The SCO Survivors’ Healing Supports Program, along with the Harm Reduction Awareness and Land Based Healing Fund, were both developed to provide the opportunity for Anishinaabe and Dakota people to re-connect with their cultures and traditions. They are also designed to assist Survivors with gaining better access to advocacy as well as supports such as the newly established SCO Mobile Crisis Response Team.
These initiatives come after the SCO Chiefs-in-Summit unanimously passed a resolution in September of last year, to support permanent, increased, and enhanced supports for Indian Residential School Survivors and a Resolution supporting Sixties Scoop Survivors.
“Generations of colonization aimed at removing us from our land and outlawing our ceremonies, our languages, and our cultures has had a devastating effect on our health and well-being,” added Grand Chief Daniels. “I am proud of our leadership and staff for heeding this urgent call to action for our peoples.”
The Survivors Healing Supports Program has created a Survivors Advocate position and has begun hiring a team of Liaisons to assist families interacting with various colonial systems, and to help in the coordination of events and gatherings while providing emotional support for Survivors and their families.
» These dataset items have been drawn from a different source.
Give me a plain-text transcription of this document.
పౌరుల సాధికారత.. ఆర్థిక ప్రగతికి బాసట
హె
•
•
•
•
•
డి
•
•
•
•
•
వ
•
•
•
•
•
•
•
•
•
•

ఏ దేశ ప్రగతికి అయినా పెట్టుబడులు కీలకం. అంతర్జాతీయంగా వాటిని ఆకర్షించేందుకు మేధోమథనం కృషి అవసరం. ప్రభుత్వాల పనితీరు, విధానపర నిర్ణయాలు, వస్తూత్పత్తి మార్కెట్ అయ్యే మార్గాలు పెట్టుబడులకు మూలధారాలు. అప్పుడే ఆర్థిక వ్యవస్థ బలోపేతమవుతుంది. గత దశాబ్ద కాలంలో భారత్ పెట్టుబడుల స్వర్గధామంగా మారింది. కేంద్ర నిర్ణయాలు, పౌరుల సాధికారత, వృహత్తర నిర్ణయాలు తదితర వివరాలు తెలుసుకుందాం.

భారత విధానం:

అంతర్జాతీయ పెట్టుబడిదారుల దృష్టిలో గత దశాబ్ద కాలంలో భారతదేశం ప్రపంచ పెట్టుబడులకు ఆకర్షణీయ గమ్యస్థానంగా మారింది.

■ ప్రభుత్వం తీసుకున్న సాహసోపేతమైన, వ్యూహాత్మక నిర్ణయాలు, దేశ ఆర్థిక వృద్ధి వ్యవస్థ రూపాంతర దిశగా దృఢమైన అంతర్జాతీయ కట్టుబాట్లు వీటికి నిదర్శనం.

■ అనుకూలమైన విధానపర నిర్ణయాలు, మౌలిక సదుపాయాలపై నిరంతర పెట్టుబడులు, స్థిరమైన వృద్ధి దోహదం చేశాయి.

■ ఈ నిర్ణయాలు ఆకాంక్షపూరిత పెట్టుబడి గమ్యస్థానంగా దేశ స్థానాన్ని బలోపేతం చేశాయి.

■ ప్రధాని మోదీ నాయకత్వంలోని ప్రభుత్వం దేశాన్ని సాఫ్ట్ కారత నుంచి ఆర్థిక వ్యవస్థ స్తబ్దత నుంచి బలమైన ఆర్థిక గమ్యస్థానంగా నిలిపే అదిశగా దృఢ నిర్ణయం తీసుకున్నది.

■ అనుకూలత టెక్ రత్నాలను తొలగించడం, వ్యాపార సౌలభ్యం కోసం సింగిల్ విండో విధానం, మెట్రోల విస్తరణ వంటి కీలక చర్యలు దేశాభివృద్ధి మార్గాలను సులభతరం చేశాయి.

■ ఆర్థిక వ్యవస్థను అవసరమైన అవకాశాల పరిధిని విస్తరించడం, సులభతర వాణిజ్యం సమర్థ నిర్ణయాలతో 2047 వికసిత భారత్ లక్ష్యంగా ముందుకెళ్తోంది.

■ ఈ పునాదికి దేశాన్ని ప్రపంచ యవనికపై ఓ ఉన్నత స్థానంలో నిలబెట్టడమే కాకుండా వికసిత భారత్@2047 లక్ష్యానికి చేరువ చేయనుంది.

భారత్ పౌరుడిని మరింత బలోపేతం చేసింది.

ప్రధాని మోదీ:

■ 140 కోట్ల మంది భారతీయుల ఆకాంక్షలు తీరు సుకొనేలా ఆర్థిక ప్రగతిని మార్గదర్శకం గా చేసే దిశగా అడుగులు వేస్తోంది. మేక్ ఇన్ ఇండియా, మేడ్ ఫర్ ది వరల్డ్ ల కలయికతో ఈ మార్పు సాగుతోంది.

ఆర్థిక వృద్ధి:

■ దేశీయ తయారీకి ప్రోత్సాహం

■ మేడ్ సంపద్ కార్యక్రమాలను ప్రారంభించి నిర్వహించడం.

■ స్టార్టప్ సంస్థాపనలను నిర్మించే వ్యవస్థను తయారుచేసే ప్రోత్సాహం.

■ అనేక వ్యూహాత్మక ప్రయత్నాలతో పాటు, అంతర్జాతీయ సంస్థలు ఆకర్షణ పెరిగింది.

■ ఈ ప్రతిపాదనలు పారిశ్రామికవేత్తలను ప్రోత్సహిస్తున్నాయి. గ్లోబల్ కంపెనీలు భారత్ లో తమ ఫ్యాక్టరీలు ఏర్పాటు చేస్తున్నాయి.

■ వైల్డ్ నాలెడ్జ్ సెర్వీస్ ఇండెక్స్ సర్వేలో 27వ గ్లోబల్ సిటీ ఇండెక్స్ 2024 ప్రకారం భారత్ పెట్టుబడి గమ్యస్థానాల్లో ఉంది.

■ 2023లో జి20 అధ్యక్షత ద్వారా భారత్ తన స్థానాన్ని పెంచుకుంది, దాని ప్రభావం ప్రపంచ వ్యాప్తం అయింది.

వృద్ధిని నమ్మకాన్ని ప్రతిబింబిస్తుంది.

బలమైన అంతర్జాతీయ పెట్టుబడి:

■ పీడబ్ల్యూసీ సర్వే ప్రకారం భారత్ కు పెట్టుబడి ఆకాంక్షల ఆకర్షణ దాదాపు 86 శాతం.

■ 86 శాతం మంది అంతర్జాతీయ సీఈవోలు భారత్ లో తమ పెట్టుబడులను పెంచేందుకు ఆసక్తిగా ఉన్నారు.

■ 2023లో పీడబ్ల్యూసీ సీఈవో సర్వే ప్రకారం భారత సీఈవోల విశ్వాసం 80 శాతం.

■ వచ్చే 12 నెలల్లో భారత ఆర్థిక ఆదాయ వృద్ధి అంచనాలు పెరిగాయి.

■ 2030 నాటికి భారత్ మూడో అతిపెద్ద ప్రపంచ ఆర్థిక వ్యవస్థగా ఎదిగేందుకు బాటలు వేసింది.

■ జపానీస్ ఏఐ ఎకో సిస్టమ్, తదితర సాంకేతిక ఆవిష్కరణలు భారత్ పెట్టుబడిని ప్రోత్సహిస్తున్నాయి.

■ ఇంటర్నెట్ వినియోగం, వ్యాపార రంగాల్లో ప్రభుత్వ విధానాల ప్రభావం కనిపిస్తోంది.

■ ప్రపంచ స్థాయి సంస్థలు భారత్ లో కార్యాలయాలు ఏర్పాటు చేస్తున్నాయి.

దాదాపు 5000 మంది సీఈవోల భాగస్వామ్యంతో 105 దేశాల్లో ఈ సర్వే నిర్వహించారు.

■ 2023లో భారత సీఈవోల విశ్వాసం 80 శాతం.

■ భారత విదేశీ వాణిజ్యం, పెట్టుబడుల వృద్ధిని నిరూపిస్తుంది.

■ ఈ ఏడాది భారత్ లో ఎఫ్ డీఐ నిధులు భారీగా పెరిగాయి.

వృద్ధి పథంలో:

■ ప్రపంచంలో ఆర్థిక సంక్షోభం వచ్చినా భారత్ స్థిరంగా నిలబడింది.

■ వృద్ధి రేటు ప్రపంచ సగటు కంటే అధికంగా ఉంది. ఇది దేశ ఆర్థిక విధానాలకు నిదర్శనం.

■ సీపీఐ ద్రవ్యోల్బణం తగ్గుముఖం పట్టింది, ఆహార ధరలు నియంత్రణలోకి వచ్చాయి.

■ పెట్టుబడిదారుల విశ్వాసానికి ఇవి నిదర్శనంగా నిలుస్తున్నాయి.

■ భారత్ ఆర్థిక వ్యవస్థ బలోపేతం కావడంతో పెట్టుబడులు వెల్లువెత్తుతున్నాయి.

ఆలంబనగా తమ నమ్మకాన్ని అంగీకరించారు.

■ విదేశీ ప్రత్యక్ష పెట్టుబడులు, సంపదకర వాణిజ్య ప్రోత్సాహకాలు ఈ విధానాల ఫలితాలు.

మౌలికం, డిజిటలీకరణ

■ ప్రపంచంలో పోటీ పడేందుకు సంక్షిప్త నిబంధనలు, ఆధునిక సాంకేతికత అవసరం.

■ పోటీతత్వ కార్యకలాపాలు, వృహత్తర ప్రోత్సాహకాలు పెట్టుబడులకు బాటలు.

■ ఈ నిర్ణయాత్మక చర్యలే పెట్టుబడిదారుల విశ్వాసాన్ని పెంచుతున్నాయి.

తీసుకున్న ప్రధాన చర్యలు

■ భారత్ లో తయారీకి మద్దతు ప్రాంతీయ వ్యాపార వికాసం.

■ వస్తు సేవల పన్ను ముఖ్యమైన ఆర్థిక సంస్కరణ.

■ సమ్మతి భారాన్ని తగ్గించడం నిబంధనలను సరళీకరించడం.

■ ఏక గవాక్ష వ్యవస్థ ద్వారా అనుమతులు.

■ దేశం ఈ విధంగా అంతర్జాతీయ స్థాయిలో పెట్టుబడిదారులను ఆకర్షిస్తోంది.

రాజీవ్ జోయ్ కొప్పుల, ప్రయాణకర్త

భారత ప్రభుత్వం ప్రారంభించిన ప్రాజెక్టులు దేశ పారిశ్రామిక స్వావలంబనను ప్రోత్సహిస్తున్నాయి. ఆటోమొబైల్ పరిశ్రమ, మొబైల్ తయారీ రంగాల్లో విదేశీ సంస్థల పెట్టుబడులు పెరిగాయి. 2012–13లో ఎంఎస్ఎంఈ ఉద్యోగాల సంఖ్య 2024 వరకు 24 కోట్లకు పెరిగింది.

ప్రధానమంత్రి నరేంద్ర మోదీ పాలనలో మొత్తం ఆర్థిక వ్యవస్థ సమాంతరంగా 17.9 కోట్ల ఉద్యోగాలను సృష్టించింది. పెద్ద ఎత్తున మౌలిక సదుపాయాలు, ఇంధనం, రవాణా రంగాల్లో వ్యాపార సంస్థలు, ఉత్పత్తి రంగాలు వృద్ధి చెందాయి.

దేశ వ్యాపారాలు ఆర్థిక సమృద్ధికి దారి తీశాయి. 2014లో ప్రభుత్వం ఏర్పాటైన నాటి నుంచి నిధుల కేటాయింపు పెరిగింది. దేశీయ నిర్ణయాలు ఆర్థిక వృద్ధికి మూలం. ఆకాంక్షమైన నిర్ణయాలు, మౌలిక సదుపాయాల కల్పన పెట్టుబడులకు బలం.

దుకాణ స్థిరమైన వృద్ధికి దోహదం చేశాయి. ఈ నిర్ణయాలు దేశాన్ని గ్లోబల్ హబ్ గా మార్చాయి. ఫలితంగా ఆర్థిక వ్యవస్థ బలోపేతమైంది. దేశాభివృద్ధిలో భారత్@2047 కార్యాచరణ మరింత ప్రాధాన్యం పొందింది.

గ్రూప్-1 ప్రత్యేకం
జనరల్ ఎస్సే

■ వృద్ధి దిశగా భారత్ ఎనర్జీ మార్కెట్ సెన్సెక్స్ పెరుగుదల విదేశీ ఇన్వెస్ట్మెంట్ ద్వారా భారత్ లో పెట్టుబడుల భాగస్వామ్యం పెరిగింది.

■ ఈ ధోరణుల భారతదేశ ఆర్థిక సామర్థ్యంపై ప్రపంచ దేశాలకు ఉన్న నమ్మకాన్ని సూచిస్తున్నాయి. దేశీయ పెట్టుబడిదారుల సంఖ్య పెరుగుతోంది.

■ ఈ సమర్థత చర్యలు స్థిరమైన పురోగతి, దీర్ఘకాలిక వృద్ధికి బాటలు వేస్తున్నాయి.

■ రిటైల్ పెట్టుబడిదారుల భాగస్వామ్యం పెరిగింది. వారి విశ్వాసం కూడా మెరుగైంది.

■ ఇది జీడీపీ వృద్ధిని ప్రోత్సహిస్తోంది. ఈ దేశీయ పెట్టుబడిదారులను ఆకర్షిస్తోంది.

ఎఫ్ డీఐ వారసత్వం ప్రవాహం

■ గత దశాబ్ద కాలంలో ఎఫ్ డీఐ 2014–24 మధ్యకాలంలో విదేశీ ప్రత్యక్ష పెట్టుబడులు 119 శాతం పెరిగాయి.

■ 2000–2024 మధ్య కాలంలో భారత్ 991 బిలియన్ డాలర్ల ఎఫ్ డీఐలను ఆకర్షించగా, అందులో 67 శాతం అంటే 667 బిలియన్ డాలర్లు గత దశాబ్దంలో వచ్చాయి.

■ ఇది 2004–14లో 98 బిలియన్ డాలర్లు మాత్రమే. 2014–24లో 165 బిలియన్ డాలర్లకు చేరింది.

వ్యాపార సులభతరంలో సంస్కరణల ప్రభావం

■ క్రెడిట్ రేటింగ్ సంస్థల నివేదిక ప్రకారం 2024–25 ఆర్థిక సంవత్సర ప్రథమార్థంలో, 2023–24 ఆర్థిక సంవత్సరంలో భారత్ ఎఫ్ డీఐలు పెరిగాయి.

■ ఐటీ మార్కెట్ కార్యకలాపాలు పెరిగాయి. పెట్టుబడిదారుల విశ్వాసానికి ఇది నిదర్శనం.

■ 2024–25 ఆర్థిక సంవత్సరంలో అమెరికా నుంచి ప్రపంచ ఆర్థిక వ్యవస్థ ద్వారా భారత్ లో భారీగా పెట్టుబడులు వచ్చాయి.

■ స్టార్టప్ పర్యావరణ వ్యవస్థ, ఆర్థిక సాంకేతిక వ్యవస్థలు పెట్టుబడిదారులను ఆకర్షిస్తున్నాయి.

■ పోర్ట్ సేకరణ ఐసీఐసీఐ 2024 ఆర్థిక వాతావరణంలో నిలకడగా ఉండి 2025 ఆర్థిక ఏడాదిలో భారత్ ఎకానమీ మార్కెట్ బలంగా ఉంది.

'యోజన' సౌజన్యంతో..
The Survivors Healing Supports Program has also announced a fund to support community gatherings and events in the SCO-member Nations.
The Harm Reduction Awareness and Land Based Healing Fund will offer additional opportunities to address the root causes of addiction by offering opportunities for people to re-establish connection with the land, which is considered sacred by First Nations. Funding will also be announced in the coming days to support community-based organizations wanting to offer land-based healing.
“Up until now, western systems have undermined our health systems by separating us from the land,” said Dakota Tipi First Nation Chief Eric Pashe. “We know that the land is both a healer and a teacher that promotes wellness and I am confident this fund and associated programming will lead to increased wellness for our relatives, especially those struggling with additions and other mental wellness trials.”
Both programs align with models where First Nation communities, leadership, and health care professionals have increased self-determination and self-governance authority. They also respond to the recommendations of the Royal Commission on Aboriginal Peoples, the United Nations Declaration on the Rights of Indigenous Peoples, the Calls to Action of the Truth and Reconciliation Commission of Canada, and the Calls for Justice issued by the National Inquiry into Missing and Murdered Indigenous Women and Girls.
“Having sovereignty over our health and well-being is critical for true healing,” concluded Grand Chief Daniels. “I am excited to see these programs being implemented and witnessing the positive results that will come from them.”
More information can be found on the SCO’s Survivors Healing Supports Program page.
The Southern Chiefs’ Organization represents 34 First Nations and more than 81,500 citizens in what is now called southern Manitoba. SCO is an independent political organization that protects, preserves, promotes, and enhances First Nations peoples’ inherent rights, languages, customs, and traditions through the application and implementation of the spirit and intent of the Treaty-making process.